Today’s #dearjune prompt, lightening, also takes the form of a book review/discussion.
I think of Rick Riordan’s Percy Jackson series fondly. It reminds me of my middle school days- years five to seven – before I moved county’s and, thus, schools. I picture myself sitting in my school’s library in what was known as the ‘Beaumont Building’, running my fingertip along the shelf to find the Percy Jackson novel I was up to so I could check it out and deliver it home in my backpack to devour its pages ravenously. Shortly afterwards, I’d return the book and it’d be rinse and repeat.
When I think about this series, I think of comfort. These books were among many that I borrowed, read, bought and then reread. The mythology enticed me, the plots had me up too late under my covers and the characters spoke deeply to me. For my younger self, they were endearing and attractive – specifically Percy’s witty quips stick in my mind as one of the virtues of the series.
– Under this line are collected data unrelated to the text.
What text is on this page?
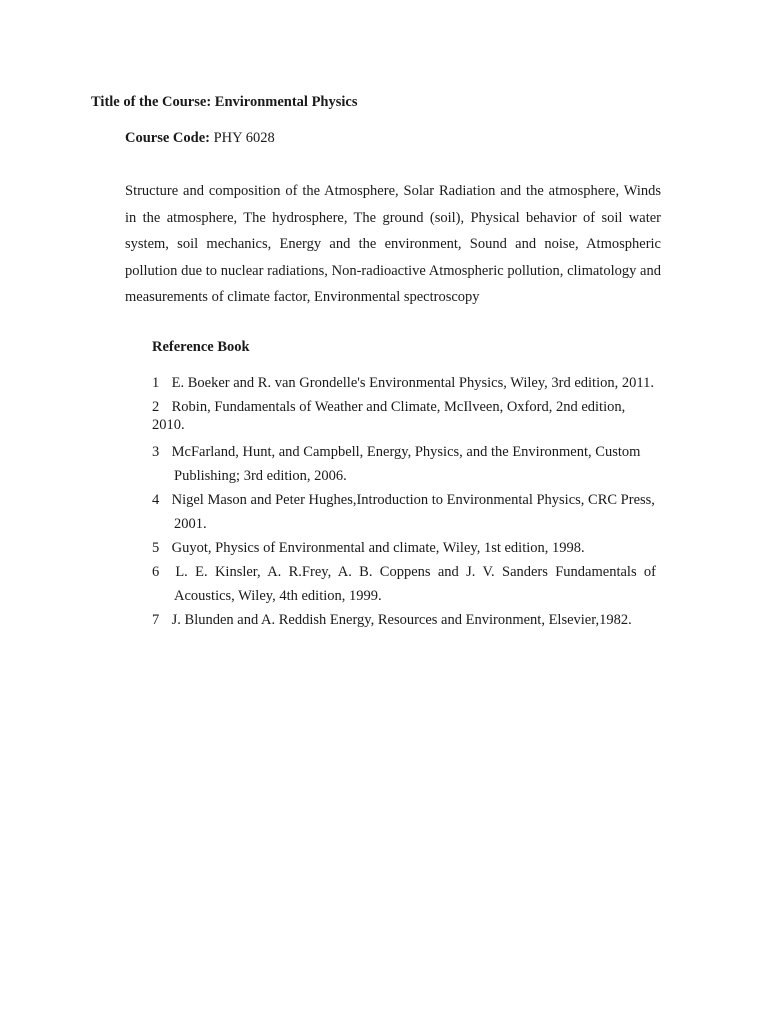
Title of the Course: Environmental Physics
Course Code: PHY 6028
Structure and composition of the Atmosphere, Solar Radiation and the atmosphere, Winds in the atmosphere, The hydrosphere, The ground (soil), Physical behavior of soil water system, soil mechanics, Energy and the environment, Sound and noise, Atmospheric pollution due to nuclear radiations, Non-radioactive Atmospheric pollution, climatology and measurements of climate factor, Environmental spectroscopy
Reference Book
1 E. Boeker and R. van Grondelle's Environmental Physics, Wiley, 3rd edition, 2011.
2 Robin, Fundamentals of Weather and Climate, McIlveen, Oxford, 2nd edition, 2010.
3 McFarland, Hunt, and Campbell, Energy, Physics, and the Environment, Custom Publishing; 3rd edition, 2006.
4 Nigel Mason and Peter Hughes,Introduction to Environmental Physics, CRC Press, 2001.
5 Guyot, Physics of Environmental and climate, Wiley, 1st edition, 1998.
6 L. E. Kinsler, A. R.Frey, A. B. Coppens and J. V. Sanders Fundamentals of Acoustics, Wiley, 4th edition, 1999.
7 J. Blunden and A. Reddish Energy, Resources and Environment, Elsevier,1982.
To this day the novels sit on my bookshelf, their pages a little worn-looking or at least well-loved. Often I would slide a volume from the shelf when I couldn’t sleep and let the familiar plot and characters lull me into a state of repose. For me, there are few better ways to escape that anxious restlessness of insomnia than rereading something so well-known. It becomes a process undeniably intimate. And repeated often enough, the novel becomes a little haven in itself.
Despite this, I regret not having kept up with the series. The last of the novels I read was ‘The Son of Neptune‘ and I remember thoroughly enjoying it. Part of me, even now, is curious about where Riordan’s cast of Gods, demi-gods and beasts ended up. What happens to Percy, Anabeth, Piper, Nico, Leo, Clarissa, Thalia and so on? Back in the day, I used to wait in anticipation for the next novel’s publication before eagerly getting my hands on it, but then something happened. I moved onto other things, other books, and let Riordan’s series fade in my memory.
I wish I had the time to revisit them now and to continue where I left off. Yet, at the same time, I have so much unexplored literature to get my teeth into- works that would benefit me so much more in terms of literary knowledge. It is such a shame knowing that my interest in classical Greek and Roman mythology has bloomed in the past months, having studied Ovid and Homer as part of my literature degree. In a module titled, Transformations, I was taught the intricacies of textual transformations and the rewriting of authoritative, canonical works. Percy Jackson fits this thematic core so well; it being a contemporary reworking of the Greek classics. It would be so interesting returning to the YA series with this newfound perspective but, again, if only I had the time…
I suppose this is ultimately every reader’s catch-22; the more we read, the more we realise that we can never read everything we set out to.